One of our recent (since Estonia regained its independence) Ottawa Estonian Society members wondered why so many people with Estonian backgrounds simply chose not to participate and what could be done about this. Was this a deliberate choice or had people simply drifted away and couldn’t be bothered fighting their way through an Ottawa snowstorm. She mentioned that she was aware of many people that were never seen at events.
This person is one of those energetic early middle age women that voluntarily perform a lot of work for the community. We are fortunate in that almost every expatriate Esto community is blessed with this type of Estonian woman. Many are married to men with non-Estonian backgrounds yet their children invariably speak fluent Estonian.
Anyway, I started thinking about what could be done to entice the “lost sheep of the almost lost generation” back into the fold. One way might be to do what was done successfully in Kingston, Ontario and that is to simply advertise in the English language media.
The problem is what do we say? Come rediscover your Estonian roots and have fun? Many of us have heard people complain that it should be fun to be Estonian and this has all too often been missing. Well, I don’t recall any of my childhood Aktused in southern Ontario being fun — most were downright boring and we took every opportunity to go somewhere and hide when we weren’t otherwise occupied holding (guarding) the flag or selling “lucky dollars” as Scouts and Guides. I suspect it was much the same everywhere else. With the years has come the understanding that the organizers meant well and donated a lot of their time.

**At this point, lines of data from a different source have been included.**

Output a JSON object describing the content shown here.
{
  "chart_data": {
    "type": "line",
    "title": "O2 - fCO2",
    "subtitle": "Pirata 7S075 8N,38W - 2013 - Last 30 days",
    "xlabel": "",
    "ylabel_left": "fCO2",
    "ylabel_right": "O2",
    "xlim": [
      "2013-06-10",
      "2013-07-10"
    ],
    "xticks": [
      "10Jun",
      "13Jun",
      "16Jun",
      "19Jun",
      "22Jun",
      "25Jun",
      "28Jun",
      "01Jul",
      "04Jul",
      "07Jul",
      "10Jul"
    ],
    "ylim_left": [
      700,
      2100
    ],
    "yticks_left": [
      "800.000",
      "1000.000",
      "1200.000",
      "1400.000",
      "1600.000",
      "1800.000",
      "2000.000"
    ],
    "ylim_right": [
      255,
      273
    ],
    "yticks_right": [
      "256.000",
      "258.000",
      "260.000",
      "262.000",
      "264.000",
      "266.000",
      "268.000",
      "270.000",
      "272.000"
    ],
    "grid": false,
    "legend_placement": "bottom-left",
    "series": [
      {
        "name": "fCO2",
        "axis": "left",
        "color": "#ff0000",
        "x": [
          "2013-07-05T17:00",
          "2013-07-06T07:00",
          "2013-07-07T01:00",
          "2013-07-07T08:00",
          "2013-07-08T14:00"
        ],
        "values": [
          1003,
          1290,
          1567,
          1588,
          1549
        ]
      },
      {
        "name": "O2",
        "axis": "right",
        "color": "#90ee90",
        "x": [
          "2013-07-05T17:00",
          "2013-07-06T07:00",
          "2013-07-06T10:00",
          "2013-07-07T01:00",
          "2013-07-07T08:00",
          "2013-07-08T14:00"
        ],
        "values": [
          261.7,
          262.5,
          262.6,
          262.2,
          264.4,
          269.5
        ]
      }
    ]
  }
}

I must admit that while the Ottawa Aktused have not necessarily been fun as such, they have been interesting. The speeches have been well balanced between Estonian and English so that spouses and children lacking Esto language skill have not felt left out. Strong political statements and unrealistic exhortations in the speeches have disappeared. Most speeches have dealt with Estonia’s emergence and re-emergence as a sovereign nation and the remarkable positive strides that have been made in the fatherland outside of the half century of foreign occupations. The tone has been upbeat and not as dark as I remember from my childhood.
We seem to have almost no intergenerational conflict and relations are generally excellent between those recently (within the last couple of decades) arrived from the fatherland and people of the “refugee” generation and their offspring. Lately I have found it somewhat strange that people younger than me speak better Estonian and it seems that I hear more spoken Estonian here than at Seedrioru.
So, I suppose the “come have fun enticement” is better left for an informal announcement of a summer picnic at Seedrioru and we could say something to the effect that “come and rediscover your roots, meet some nice people with similar backgrounds and don’t worry if your language skills are rusty or non existent”.
I think it is good to have an Estonian background and quite often it is fun.
Wish you all a good Vabariigi Aastapäev.